Of late, a question being asked is whether the Dalal Steet is moving ahead of the in terms of market infrastructure and whether the move is too fast. Some of the recent changes and proposed changes in our capital markets include movement towards T+1, now T+0, and secondary market ASBA. Such questions make me recall my first visit to the Wall Street late 1990s. I vividly recollect that the Wall Street at that time was still following dual trading system, a combination of online and floor trading. It was quite a disappointment to see the globally famous money capital of America lagging our own which had already moved completely online. The point is, it’s not a new phenomenon that the Dalal Street is ahead of the Wall Street.

Some of the new initiatives like ASBA in the secondary market are indeed unique and fully leverage the digital platforms like UPI built by the government over the past decade. ASBA is rolled out for the equity cash segment as an option and later may include other segments. This facility is based on the blocking of funds for trading in the secondary market through UPI. The new process will allow blocked funds to remain in the client’s account and eliminate the need of upfront transfer to the broker. The blocked funds will leave investors accounts only on the instructions of the clearing corporation after completion of the trade. The idea behind this initiative is to reduce the excess float going to broker’s accounts. Its more efficient to leave the balance in the customer’s account which also safeguards investor’s fund from operational risk at the broker’s end. Funds blocked from the savings account can earn interest for the investors. Blocking of lump sum accounts will also be possible, where funds can be debited multiple times for settlement obligations across days. In my view this is a more secure and transparent system.

Last month, after a long debate we witnessed the part implementation of T+0 settlement cycle for trading in the securities markets. Timely and quicker settlement is a sign of an efficient market as it reduces the risk of any wrongdoing. In the past, our securities markets have faced challenges because of faulty settlement systems. One is often reminded of the 1992 crisis which had its origin in the flaws of our settlement system then. Understanding the need for a faster and secure settlement cycle, the regulators over the years have worked towards the evolution of the settlement cycle over decades.
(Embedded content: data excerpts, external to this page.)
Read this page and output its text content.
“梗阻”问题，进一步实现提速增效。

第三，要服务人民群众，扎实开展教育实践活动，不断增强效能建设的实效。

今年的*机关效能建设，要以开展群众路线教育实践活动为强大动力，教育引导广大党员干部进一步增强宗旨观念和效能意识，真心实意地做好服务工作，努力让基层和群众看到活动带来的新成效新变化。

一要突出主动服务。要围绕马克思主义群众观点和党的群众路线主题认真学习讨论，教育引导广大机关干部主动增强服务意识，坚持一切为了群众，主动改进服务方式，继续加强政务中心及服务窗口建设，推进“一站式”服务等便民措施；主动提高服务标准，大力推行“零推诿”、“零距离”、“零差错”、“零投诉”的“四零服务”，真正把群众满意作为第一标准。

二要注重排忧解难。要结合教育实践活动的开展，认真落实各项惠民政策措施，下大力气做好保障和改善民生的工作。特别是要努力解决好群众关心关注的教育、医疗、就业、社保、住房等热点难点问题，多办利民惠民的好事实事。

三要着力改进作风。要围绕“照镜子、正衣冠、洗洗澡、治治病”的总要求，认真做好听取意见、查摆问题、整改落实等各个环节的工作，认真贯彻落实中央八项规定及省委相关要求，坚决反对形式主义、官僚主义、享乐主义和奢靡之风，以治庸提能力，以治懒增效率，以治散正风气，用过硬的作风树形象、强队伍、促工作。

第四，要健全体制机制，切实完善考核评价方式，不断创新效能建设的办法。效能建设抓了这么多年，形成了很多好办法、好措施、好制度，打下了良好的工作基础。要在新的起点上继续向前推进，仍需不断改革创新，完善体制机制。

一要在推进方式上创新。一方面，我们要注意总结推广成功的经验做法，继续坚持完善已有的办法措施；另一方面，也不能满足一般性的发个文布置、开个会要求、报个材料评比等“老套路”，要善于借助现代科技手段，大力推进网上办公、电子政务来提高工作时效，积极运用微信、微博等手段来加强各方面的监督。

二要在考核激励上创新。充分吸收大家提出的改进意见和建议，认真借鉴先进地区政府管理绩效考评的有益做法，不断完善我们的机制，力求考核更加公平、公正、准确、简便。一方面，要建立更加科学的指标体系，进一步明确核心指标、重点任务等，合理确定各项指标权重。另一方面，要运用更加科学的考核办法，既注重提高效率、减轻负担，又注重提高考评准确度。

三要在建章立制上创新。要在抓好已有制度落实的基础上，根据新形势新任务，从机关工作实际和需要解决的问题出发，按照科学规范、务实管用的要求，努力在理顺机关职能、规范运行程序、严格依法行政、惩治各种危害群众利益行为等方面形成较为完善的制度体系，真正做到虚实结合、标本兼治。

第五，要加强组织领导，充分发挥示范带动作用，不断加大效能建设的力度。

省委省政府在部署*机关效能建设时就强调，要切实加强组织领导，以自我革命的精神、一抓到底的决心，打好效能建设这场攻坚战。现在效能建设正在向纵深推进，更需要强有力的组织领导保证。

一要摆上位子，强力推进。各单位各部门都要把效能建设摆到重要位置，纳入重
Post the implementation of online trading and securities in demat form, the settlement period reduced to T+7. In 2001 it became T+5, and then T+3 in 2002 and further reduced to T+2 in 2003. We finally implemented a full T+1 settlement cycle in entirety only at the beginning of the last year.

Post the implementation of the T+1, we haven’t faced any major challenges. Further, T+0 is being implemented gradually to avoid any systemic risk. The Transition from T+1 settlement cycle to T+0 may seem rapid, but our successful implementation of T+1 since 2023 showcases the robustness of our market infrastructure. So now, with a part movement towards a T+0 settlement, instead of questioning whether we are going too fast, we must appreciate that we are keeping up with the technology evolution which is enabling us to move ahead with greater speed. Therefore, I think this is a right move for the market in the long run. Like always, we are setting a global benchmark in markets infrastructure and am sure Wall Street will also move to T+0 settlement cycle soon.

In fact, I view the implementation of T+0 settlement cycle as a precursor to process. Since our banking system facilitates real time fund transfers and the depository system has access to client holdings, by enabling instant debit and credit of securities it will be possible to implement instant settlement system. Ten years back who would have imagined of UPI as a payment method and of its massive success as one of world’s largest real-time payment system that processes >10 billion transactions monthly. This has happened without any glitches/ defaults. I am confident that the robustness of the Indian equity market infrastructure will similarly be able to facilitate an instant settlement system someday very soon.

A reduced settlement may require tweaking of the workflow for various post trade operations. A faster settlement system would mean that FIIs will have to bring in larger sums of money in advance, exposing them to the currency risks and higher currency conversation cost. These will require thinking and recalibrating but are certainly not unsurmountable tasks.

In conclusion, post the implementation of T+0 settlement cycle, we must set our eyes on an instant settlement process which will again be first in the world. With this the Dalal Streel will certainly stay ahead of the Wall Street in terms of market infrastructure.